The Shed Restaurant in Notting Hill is run by brothers Oliver and Richard Gladwin, and is an extension of their rural West Sussex lifestyle. The brothers have crafted a daily-changing menu of seasonal produce which aligns with their ethos of incorporating growing, foraging and great cooking. Already focussed on minimising waste in their kitchen, the brothers embrace ‘nose-to-tailcooking’ making sure no part of the animal goes to waste. They signed up to FoodSave to gain that extra level of detail and to refine their waste minimisation practices.

The Food Waste Audit

The FoodSave team monitored kitchen waste using the Winnow Waste Monitor System over a period of four weeks. During the audit, all food
waste was measured, including inventory spoilage, preparation waste, and plate waste. The system required minimal time and caused no
disruption to service. The FoodSave team met with The Shed weekly to review the results and identify actions for waste reduction.


"We were already very waste conscious, but taking part in FoodSave helped the Shed team to get to the detail of where food waste was coming from and fine-tune our prep practices and menu, which lead to large savings when added up"
Richard Gladwin, co-owner, The Shed

Reaping the Benefits

The sustainable ethos of The Shed meant that their food waste production was already very low, however FoodSave still achieved a
23% reduction in waste. Using the food waste audit, prepared-but-not served food was identified as a major source of food waste, and was reduced by 63% over the four week period. Total waste fell by 5kg per week, equating to 258kg per year, and an annual saving of £2,476.

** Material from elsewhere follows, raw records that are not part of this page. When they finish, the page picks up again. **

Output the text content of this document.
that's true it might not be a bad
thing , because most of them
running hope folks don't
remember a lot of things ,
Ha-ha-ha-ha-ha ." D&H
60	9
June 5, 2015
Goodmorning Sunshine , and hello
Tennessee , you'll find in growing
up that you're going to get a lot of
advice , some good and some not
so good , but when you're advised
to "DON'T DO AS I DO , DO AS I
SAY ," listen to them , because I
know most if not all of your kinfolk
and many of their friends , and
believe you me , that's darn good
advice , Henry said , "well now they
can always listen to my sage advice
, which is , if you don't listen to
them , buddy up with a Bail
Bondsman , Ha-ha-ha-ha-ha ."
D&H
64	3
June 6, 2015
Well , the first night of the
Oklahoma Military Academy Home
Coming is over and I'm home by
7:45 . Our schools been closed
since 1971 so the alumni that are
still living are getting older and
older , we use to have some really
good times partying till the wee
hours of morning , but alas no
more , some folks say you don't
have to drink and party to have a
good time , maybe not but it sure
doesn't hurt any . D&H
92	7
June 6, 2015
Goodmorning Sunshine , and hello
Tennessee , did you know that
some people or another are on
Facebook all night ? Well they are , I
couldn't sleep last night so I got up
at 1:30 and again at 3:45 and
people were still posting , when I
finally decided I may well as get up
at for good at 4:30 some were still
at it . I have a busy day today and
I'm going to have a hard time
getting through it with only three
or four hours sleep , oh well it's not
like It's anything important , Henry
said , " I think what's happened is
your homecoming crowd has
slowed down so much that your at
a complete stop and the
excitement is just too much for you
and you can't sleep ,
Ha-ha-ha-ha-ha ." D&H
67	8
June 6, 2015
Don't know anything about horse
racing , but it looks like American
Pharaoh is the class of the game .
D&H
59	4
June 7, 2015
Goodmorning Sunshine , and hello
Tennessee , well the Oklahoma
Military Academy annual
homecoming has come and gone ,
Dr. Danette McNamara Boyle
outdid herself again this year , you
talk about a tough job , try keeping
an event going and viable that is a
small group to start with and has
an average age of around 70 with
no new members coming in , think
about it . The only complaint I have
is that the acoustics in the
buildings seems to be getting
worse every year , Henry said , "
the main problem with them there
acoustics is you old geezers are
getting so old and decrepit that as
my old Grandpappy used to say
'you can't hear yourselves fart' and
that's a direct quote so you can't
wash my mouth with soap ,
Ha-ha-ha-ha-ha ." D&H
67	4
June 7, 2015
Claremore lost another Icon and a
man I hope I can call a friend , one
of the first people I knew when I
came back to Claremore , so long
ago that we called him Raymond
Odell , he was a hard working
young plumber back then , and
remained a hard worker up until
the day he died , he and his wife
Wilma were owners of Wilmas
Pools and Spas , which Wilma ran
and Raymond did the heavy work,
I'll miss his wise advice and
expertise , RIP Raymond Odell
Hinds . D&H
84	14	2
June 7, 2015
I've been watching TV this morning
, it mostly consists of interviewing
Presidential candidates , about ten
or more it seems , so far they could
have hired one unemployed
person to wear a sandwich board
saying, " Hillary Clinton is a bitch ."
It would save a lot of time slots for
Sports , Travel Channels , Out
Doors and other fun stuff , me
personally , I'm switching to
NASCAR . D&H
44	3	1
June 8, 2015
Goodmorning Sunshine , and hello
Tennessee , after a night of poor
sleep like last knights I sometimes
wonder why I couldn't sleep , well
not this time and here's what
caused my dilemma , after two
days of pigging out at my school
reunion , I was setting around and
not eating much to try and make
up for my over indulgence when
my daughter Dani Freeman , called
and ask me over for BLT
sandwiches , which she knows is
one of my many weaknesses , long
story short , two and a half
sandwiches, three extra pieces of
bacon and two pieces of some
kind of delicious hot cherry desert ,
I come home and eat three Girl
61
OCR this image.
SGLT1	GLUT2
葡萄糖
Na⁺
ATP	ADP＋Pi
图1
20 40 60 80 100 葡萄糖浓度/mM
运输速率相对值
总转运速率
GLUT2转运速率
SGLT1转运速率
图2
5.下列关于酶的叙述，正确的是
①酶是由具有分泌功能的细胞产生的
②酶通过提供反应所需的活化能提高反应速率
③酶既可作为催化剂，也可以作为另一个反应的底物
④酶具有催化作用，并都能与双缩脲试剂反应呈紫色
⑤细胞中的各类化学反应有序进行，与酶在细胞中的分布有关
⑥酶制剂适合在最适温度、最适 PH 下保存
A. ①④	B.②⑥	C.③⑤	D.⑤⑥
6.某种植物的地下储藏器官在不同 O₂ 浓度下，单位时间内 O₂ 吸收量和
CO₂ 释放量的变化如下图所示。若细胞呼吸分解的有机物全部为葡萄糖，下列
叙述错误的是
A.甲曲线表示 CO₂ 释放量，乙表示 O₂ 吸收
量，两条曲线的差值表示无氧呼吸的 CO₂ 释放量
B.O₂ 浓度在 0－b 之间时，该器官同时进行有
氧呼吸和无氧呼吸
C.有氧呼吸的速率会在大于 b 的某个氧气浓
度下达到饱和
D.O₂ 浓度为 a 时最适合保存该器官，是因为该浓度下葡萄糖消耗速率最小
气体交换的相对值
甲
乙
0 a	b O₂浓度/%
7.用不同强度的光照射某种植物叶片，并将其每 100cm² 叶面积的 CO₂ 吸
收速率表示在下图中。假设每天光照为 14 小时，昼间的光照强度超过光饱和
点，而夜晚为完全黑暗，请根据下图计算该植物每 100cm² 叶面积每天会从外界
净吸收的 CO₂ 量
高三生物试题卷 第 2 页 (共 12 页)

These outcomes will help The Shed to re-draft its staff policy on food waste and incorporate information from the FoodSave programme to encourage staff to be more mindful about what goes in the bin. The team even purchased a Winnow Waste Monitor System so that they could keep tracking their food waste and build on the savings made during FoodSave.

Top Tips for Reducing Waste

  • Re-examine trimming waste to identify further opportunities for re-use in stocks and sauces, and menu engineering
  • Reduce production batches at the end of the day to avoid leftover food
  • Use chalk boards for specials or staff recommendations to encourage ordering of food that has been over-prepared
  • Use bowls for scraps on chef stations in order to monitor food waste produced in preparation stage.
  • Front and back of house staff should communicate to adjust food preparation based on how busy the restaurant is Utilise doggie boxes when customers have a significant amount of leftover food.